Following the Appomattox Campaign, Grimes surrendered along with the rest of the Army of Northern Virginia on April 9, 1865, and was paroled at Appomattox Court House. He was pardoned by the U.S. government on June 26, 1866.

==Postbellum career and death==
After the war, Grimes returned to North Carolina and settled briefly in Raleigh. He subsequently moved back to Grimesland in January 1867 and resumed farming. Ten years later, he was named as a trustee of the University of North Carolina.

In 1880, Grimes was ambushed and killed in Pitt County, North Carolina, by a hired assassin named William Parker, presumably to prevent him from testifying at a criminal trial.
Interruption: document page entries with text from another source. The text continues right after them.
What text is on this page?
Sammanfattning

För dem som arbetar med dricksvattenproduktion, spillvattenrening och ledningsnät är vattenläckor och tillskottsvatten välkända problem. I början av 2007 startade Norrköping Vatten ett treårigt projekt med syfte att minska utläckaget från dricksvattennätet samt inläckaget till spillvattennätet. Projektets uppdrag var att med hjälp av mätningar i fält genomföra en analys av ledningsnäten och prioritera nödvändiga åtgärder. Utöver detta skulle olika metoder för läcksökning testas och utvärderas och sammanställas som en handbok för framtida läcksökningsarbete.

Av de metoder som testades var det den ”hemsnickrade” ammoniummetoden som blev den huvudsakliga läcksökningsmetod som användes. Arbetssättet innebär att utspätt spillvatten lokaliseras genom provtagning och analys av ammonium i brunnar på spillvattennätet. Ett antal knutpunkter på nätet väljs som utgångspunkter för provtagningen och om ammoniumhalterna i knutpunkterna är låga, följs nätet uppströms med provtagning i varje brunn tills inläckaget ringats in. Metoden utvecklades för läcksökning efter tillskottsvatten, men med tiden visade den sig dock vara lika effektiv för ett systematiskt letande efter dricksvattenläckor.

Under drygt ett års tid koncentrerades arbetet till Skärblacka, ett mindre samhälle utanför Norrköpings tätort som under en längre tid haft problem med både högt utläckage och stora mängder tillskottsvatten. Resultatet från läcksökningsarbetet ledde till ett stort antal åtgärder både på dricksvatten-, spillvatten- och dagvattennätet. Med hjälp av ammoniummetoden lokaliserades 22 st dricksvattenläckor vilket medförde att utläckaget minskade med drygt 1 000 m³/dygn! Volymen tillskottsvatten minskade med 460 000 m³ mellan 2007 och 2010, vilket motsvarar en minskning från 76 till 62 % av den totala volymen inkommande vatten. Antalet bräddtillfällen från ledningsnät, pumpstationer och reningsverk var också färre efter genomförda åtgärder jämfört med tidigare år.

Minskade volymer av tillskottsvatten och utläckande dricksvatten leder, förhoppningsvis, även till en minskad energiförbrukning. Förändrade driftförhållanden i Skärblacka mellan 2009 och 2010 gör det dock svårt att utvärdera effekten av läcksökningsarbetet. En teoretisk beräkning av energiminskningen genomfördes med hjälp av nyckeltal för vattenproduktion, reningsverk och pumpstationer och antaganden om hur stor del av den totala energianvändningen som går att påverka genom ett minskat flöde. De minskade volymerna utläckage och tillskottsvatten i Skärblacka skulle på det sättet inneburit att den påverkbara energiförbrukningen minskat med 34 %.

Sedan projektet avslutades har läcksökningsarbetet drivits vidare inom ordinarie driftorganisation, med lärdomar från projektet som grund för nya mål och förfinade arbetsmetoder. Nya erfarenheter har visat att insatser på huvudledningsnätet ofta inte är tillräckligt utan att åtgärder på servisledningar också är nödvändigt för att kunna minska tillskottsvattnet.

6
Grimes had taken part in an attempt to deport immigrants, and was killed by their hitman. Parker was later acquitted at his trial. However, a number of years later Parker returned to the area drunk and boasted of his killing Grimes but winning acquittal. He was arrested for drunk and disorderly. That night a mob entered the deserted jail house, grabbed Parker and lynched him. Nobody was ever tried for the act. Grimes was buried in the family cemetery on his plantation, Grimesland, about five miles northwest of Chocowinity, North Carolina. A monument (a cenotaph) to the fallen former Confederate stands in Trinity Churchyard Cemetery located in the village of Chocowinity.

Portions of the letters written home by Grimes throughout the Civil War were published after his death in 1883, entitled Extracts of Letters of Major Gen'l Bryan Grimes, to His Wife.

==In memory==
In April 1898, the U.S. Army established "Camp Bryan Grimes" in Raleigh and named it for the former Confederate general. It served as a mustering point for North Carolina troops in the Spanish–American War.

The Sons of Confederate Veterans local camp in Greenville, North Carolina, was designated as the Major General Bryan Grimes Camp 1988.

Friends and family erected a cenotaph at Trinity Episcopal Cemetery in Chocowinity, North Carolina, with his accomplishments and Civil War service inscribed upon it.